Around January, sometimes December starts the fall of something beautiful, penetrating and powerful. The fall of snow at first as it slowly drifts from the heaven above and embraces the warm ground. Soon it starts to blanket the earth as if putting it to sleep; people hustle home hoping to flee the peak of the storm. Roads are cloaked, and so are the sidewalks; there is no distinction. The snow continues to fall unchallenged in pursuit of something that no one knows. It swirls under the tree trunks, weights down the naked branches, trying to clothe everything in white. It succeeds for some time.
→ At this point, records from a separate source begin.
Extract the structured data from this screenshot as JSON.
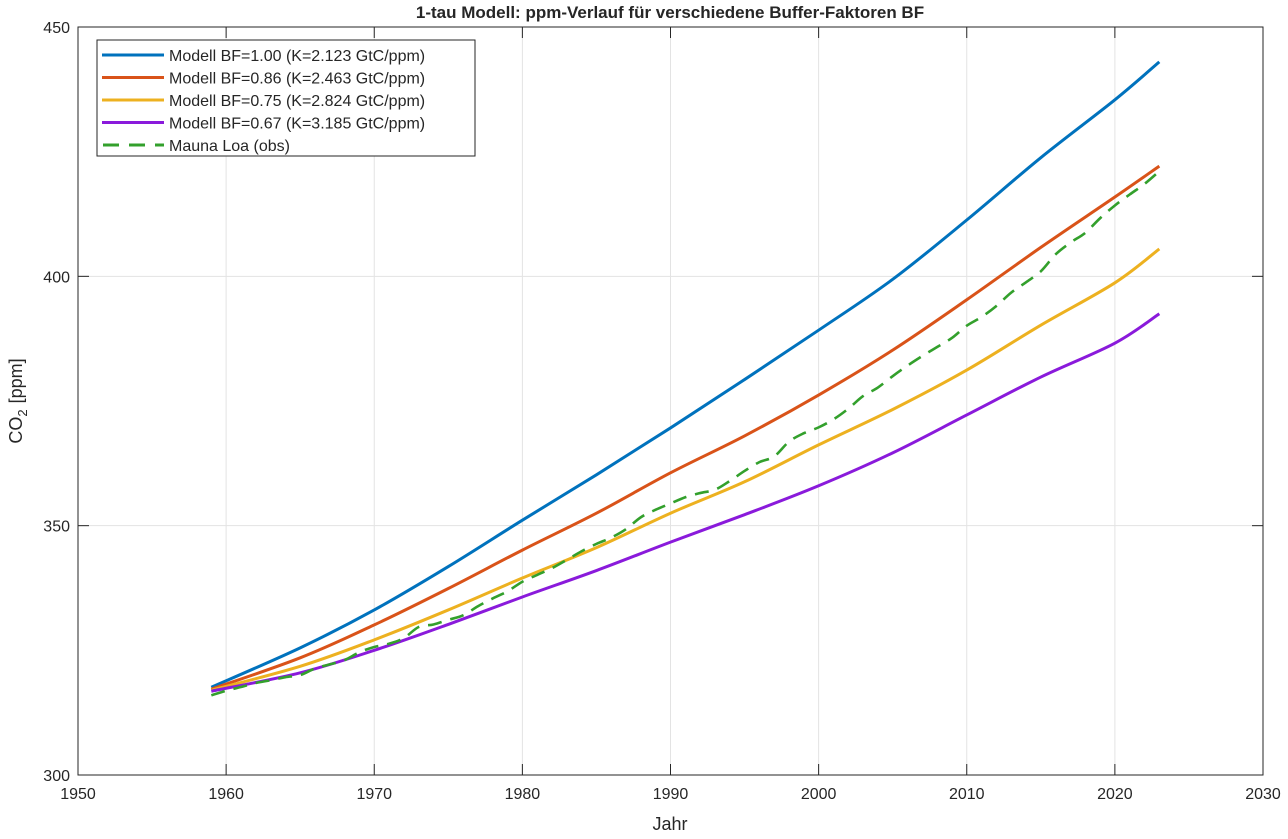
{
  "chart_data": {
    "type": "line",
    "title": "1-tau Modell: ppm-Verlauf für verschiedene Buffer-Faktoren BF",
    "xlabel": "Jahr",
    "ylabel_main": "CO",
    "ylabel_sub": "2",
    "ylabel_unit": "[ppm]",
    "xlim": [
      1950,
      2030
    ],
    "ylim": [
      300,
      450
    ],
    "xticks": [
      1950,
      1960,
      1970,
      1980,
      1990,
      2000,
      2010,
      2020,
      2030
    ],
    "yticks": [
      300,
      350,
      400,
      450
    ],
    "grid": true,
    "legend_position": "top-left",
    "model_x": [
      1959,
      1965,
      1970,
      1975,
      1980,
      1985,
      1990,
      1995,
      2000,
      2005,
      2010,
      2015,
      2020,
      2023
    ],
    "series": [
      {
        "name": "Modell BF=1.00 (K=2.123 GtC/ppm)",
        "color": "#0072BD",
        "style": "solid",
        "values": [
          317.6,
          325.5,
          333.1,
          341.8,
          351.1,
          360.2,
          369.6,
          379.3,
          389.2,
          399.4,
          411.3,
          423.8,
          435.4,
          443.0
        ]
      },
      {
        "name": "Modell BF=0.86 (K=2.463 GtC/ppm)",
        "color": "#D95319",
        "style": "solid",
        "values": [
          317.2,
          323.5,
          330.1,
          337.4,
          345.1,
          352.5,
          360.6,
          368.0,
          376.2,
          385.2,
          395.3,
          405.8,
          415.9,
          422.1
        ]
      },
      {
        "name": "Modell BF=0.75 (K=2.824 GtC/ppm)",
        "color": "#EDB120",
        "style": "solid",
        "values": [
          317.0,
          321.8,
          327.1,
          333.1,
          339.5,
          345.6,
          352.5,
          358.8,
          366.2,
          373.3,
          381.2,
          390.2,
          398.7,
          405.5
        ]
      },
      {
        "name": "Modell BF=0.67 (K=3.185 GtC/ppm)",
        "color": "#8A1ADB",
        "style": "solid",
        "values": [
          316.8,
          320.5,
          325.0,
          330.2,
          335.7,
          341.0,
          346.7,
          352.2,
          358.0,
          364.6,
          372.2,
          379.8,
          386.6,
          392.5
        ]
      },
      {
        "name": "Mauna Loa (obs)",
        "color": "#33A02C",
        "style": "dashed",
        "x_start": 1959,
        "values": [
          315.98,
          316.91,
          317.64,
          318.45,
          318.99,
          319.62,
          320.04,
          321.37,
          322.18,
          323.05,
          324.62,
          325.68,
          326.32,
          327.46,
          329.68,
          330.19,
          331.12,
          332.03,
          333.84,
          335.41,
          336.84,
          338.76,
          340.12,
          341.48,
          343.15,
          344.87,
          346.35,
          347.61,
          349.31,
          351.69,
          353.2,
          354.45,
          355.7,
          356.54,
          357.21,
          358.96,
          360.97,
          362.74,
          363.88,
          366.84,
          368.54,
          369.71,
          371.32,
          373.45,
          375.98,
          377.7,
          379.98,
          382.09,
          384.02,
          385.83,
          387.64,
          390.1,
          391.85,
          394.06,
          396.74,
          398.81,
          401.01,
          404.41,
          406.76,
          408.72,
          411.65,
          414.21,
          416.41,
          418.53,
          421.08
        ]
      }
    ]
  }
}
Tree branches fill with snow like vanilla icing on a chocolate cake, and the roofs resemble snowcapped mountains until the salt spreaders, snow blowers, snow plows cut through the snow breaking the uniformity. The pureness is gone with mounds of dirt mixed with the snow lying beside the sidewalks, the specks of tar that start to materialize on top, the brown steps of children that surface near the houses. Hindu Mythology talks of a time when all of humanity was noble, upright and pure. Soon comes a time when the majority of people were noble, upright and pure but specs of corruption are seen. Then comes a time when there are people with high morals and people with wickedness. At last, comes a time when morals are just clothes to put on but inside us is something very dark.

We have reached that time. We want those who represent us to be reliable, just, and honest. We want our politicians to be filled with morals. We want them to be idols. Instead, they cloak themselves with morals, make themselves pure but eventually out comes the specks, sometimes in the form of dynasty politics or through religious bias. It is only a matter of time until there are piles of dirt ridden black snow lying on the sidewalks.